I'm writing a book about end-of-life care. It's a collection of true stories about patients I have been honored to care for as well as stories from the last six months of my father's life. I am also creating a live radio program as another way to invite people to engage in these conversations. Everyone has a unique life, and each story is a perspective that allows all of us to find resonance in our own lives, to see we are not alone here. These conversations may seem scary, but they give us our lives, the legacy we give to our families and those we love.

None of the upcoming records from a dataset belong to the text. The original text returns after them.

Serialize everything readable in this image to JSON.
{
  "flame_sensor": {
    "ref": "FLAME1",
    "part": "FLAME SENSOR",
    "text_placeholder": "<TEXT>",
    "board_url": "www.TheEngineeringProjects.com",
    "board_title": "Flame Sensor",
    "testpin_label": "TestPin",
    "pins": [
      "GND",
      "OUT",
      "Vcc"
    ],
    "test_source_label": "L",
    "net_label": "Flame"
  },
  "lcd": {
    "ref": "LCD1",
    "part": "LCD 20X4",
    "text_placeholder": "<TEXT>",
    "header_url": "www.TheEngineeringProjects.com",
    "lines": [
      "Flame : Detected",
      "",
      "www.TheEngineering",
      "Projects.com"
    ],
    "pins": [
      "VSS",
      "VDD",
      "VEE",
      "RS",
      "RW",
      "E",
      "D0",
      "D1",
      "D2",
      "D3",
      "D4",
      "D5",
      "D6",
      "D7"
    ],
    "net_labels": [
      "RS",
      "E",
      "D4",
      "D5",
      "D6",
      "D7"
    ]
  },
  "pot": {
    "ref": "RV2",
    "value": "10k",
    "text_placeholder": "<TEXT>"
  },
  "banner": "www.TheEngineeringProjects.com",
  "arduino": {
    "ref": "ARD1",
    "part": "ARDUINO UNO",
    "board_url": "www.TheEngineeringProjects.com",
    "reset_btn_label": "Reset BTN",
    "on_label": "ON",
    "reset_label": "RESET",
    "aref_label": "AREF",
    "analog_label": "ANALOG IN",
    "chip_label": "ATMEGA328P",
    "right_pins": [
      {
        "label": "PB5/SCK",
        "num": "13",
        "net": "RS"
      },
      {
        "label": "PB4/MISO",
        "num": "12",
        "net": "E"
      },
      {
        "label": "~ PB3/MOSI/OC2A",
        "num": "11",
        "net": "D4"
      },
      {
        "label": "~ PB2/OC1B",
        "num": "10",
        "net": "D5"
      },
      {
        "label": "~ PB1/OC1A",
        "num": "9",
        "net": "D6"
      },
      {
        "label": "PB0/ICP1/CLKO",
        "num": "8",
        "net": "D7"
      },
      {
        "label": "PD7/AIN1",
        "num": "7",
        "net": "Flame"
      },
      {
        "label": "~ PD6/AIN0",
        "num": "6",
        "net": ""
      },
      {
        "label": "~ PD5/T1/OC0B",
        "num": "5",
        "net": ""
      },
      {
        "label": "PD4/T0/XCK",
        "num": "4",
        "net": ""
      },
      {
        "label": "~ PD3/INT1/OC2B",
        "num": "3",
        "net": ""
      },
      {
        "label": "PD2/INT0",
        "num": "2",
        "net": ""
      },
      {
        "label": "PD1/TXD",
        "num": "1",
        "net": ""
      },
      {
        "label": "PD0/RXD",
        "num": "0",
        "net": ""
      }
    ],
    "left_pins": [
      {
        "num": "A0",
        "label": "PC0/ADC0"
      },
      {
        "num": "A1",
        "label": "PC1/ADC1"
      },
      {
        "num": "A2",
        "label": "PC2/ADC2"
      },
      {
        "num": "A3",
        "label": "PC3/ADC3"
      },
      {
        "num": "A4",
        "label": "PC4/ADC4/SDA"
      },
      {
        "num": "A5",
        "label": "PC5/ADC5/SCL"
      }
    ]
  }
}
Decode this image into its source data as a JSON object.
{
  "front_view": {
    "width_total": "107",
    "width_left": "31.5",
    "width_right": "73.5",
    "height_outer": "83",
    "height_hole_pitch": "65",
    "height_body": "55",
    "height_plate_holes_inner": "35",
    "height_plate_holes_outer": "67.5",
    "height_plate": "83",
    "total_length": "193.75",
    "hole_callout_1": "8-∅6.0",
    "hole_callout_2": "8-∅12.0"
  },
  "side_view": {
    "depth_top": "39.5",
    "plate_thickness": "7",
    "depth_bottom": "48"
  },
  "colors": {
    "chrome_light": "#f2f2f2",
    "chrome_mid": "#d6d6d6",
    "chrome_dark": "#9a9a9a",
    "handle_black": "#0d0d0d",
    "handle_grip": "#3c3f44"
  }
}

What do you want people to know?
There are ways to approach the end of life that don't have to be scary or taboo. The legacy we leave people by not having conversations is damaging, creating a burden on families for the rest of their lives, wondering if they did the right thing, wondering if they should have done something else.
Having conversations with people when we are healthy and not in crisis is what gives life meaning. It's not about death at all; it's about what's extraordinary. What's amazing is when people start telling their stories, they are the deepest, richest, most gratifying stories.
What can people do who have trouble talking about end of life?
My favorite tool is a deck of cards called "Go Wish" that facilitates this conversation. The cards have simple phrases that ask people what they want, such as "to be with my family," "to maintain my sense of humor," "to have my finances in order." People then ask questions based on the cards. By being curious, we invite the stories of our lives to be shared. This isn't ultimately about what you want when you die, it is actually about what matters most while you are alive.
For example, one of my favorite cards is "to have family with me." But the next question would be, "Who is family? Do you want them in the house? In your room? Do you want them 24/7? Do you want everyone at once?" You get really specific, and, importantly, it's not a one-time thing that you write down and you're done. It's a lifelong conversation when we are well, because our priorities change. Your life is not static, so what matters changes.
I often tell people death is for the living. I never had anyone tell me how it went for them, but I sure as heck know how it went for those who are still here, and that's what they live with for the rest of their lives.